La main d’oeuvre a publié un avis juridique de cinq pages qui jette le doute sur les arguments du gouvernement pour les frappes de missiles contre la Syrie, avertissant que les normes nécessaires pour justifier une action militaire pour des raisons humanitaires n’avaient pas été respectées.
Downing Street a publié ses propres arguments en faveur d’une action militaire samedi, quelques heures après que le Premier ministre a déclaré que les frappes ciblées étaient “justes et légales” et entraveraient la capacité du régime syrien à déployer des armes chimiques à l’avenir.
Le procureur général, Jeremy Wright, a présenté ses conseils juridiques au gouvernement jeudi dernier, faisant valoir que les grèves étaient nécessaires pour éviter une catastrophe humanitaire. Le n ° 10 a rapidement publié un résumé pour éviter le genre de critiques dommageables subies par le gouvernement de Tony Blair lorsqu’il a refusé de le faire au sujet de l’Irak.
Cependant, le leader travailliste, Jeremy Corbyn , a déclaré que l’attaque des stocks d’armes chimiques du régime syrien tôt samedi matin était légalement contestable.
Son adjoint, Tom Watson , commandé un avis juridique au cours du week-end après que le gouvernement a publié seulement un résumé de son propre. Dapo Akande, professeur de droit international public et co-directeur de l’Institut d’éthique, de droit et de conflit armé d’Oxford, a conclu que la position du gouvernement était «très imparfaite».
Il a fait valoir que, contrairement aux allégations du gouvernement, ni la charte des Nations Unies ni le droit international ne permettaient une action militaire sur la base d’une intervention humanitaire.

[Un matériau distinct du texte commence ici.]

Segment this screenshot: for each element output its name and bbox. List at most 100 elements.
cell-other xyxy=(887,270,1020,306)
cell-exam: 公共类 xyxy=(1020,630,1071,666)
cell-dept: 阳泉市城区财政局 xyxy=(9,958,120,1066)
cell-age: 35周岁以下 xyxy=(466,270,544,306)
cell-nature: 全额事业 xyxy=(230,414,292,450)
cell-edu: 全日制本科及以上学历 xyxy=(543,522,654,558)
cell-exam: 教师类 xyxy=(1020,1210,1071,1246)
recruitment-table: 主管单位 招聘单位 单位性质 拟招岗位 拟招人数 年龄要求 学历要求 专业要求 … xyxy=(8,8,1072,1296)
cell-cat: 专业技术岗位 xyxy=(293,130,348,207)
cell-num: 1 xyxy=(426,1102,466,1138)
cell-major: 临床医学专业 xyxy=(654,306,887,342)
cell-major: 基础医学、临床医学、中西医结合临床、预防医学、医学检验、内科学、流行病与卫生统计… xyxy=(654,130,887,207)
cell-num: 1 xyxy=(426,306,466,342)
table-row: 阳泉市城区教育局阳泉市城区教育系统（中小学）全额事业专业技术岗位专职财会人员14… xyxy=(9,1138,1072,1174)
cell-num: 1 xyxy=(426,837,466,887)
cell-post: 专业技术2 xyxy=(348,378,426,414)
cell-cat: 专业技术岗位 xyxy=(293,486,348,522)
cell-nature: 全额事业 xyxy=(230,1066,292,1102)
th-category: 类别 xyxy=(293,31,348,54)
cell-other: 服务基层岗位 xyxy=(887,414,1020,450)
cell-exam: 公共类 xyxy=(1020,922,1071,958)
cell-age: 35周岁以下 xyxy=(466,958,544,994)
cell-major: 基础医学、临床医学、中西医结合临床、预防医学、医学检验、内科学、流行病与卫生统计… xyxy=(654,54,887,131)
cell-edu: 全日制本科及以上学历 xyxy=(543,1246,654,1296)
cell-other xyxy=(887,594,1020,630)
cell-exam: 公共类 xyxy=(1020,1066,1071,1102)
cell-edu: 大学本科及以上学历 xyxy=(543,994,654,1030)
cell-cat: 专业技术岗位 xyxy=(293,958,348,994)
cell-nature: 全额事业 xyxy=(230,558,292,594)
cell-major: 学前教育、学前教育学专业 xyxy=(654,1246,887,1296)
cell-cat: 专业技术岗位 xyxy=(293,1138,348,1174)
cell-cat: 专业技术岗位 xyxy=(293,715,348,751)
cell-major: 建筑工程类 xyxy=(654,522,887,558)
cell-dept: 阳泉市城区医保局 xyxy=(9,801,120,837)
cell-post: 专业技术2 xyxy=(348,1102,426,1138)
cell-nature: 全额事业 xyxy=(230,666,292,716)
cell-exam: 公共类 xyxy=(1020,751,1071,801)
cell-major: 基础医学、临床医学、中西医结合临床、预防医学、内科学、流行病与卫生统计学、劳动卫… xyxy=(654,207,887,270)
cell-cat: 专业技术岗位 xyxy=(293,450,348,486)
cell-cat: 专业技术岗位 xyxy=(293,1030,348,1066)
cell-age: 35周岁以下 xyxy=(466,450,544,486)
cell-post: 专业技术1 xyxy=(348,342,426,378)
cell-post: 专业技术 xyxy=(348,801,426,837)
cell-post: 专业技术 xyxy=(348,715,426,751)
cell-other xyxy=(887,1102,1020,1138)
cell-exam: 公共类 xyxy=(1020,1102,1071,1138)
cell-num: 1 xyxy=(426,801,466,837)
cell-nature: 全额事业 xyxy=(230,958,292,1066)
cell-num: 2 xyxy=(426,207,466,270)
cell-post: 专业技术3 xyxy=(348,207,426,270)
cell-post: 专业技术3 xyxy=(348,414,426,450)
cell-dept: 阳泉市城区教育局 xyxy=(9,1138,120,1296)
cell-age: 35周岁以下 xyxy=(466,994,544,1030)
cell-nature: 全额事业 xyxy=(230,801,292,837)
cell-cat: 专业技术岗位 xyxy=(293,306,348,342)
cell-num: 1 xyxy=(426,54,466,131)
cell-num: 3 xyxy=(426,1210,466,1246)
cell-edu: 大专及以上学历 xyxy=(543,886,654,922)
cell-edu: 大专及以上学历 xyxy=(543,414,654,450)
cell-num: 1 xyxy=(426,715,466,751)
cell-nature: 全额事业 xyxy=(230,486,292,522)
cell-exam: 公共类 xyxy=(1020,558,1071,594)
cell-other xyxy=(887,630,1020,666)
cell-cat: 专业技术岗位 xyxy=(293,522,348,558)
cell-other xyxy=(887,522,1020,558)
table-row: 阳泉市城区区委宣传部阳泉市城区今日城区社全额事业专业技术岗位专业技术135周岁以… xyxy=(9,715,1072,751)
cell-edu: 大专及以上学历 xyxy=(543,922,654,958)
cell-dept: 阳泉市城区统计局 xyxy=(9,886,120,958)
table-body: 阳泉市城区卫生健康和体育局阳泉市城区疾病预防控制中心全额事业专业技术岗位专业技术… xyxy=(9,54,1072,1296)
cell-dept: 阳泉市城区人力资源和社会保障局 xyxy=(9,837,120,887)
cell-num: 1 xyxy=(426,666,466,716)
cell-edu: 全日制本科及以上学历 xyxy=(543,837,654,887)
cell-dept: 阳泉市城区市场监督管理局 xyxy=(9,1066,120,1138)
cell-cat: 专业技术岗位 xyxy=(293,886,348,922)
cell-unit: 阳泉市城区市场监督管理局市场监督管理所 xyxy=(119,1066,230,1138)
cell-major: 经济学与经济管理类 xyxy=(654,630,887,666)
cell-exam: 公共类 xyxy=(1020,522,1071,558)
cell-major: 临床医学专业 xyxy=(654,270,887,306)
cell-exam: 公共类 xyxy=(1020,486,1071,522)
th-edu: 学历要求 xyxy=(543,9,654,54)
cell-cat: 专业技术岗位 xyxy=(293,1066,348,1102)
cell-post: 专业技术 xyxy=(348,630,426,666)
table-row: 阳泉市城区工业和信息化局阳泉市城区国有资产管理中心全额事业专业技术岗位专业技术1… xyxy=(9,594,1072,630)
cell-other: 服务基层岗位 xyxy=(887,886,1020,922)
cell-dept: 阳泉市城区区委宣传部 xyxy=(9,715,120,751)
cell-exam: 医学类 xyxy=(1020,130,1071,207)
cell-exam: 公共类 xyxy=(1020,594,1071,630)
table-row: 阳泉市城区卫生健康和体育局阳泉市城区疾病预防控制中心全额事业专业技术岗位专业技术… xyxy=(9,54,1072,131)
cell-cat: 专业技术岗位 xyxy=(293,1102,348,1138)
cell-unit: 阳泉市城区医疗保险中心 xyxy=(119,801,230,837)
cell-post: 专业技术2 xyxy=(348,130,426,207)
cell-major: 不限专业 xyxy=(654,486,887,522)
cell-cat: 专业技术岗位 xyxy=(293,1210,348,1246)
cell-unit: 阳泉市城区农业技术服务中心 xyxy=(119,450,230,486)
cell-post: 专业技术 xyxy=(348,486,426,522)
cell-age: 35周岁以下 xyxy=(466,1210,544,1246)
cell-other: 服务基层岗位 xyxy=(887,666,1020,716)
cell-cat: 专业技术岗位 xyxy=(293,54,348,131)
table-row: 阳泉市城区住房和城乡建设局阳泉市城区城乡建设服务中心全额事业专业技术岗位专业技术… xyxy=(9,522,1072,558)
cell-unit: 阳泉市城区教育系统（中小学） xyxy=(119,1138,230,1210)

Il a également suggéré que l’acceptation de la position du Royaume-Uni sur le recours à la force minerait la suprématie de la Charte des Nations Unies.
Akande a affirmé que même si une doctrine d’intervention humanitaire existait en vertu du droit international, les Syrie ne répondraient pas aux trois critères établis par le gouvernement, car ils n’apportaient pas un «soulagement immédiat et urgent» des maux qu’il cherchait à prévenir, et ils ont été pris avant que les inspecteurs d’armes chimiques internationaux puissent atteindre l’est de la Ghouta.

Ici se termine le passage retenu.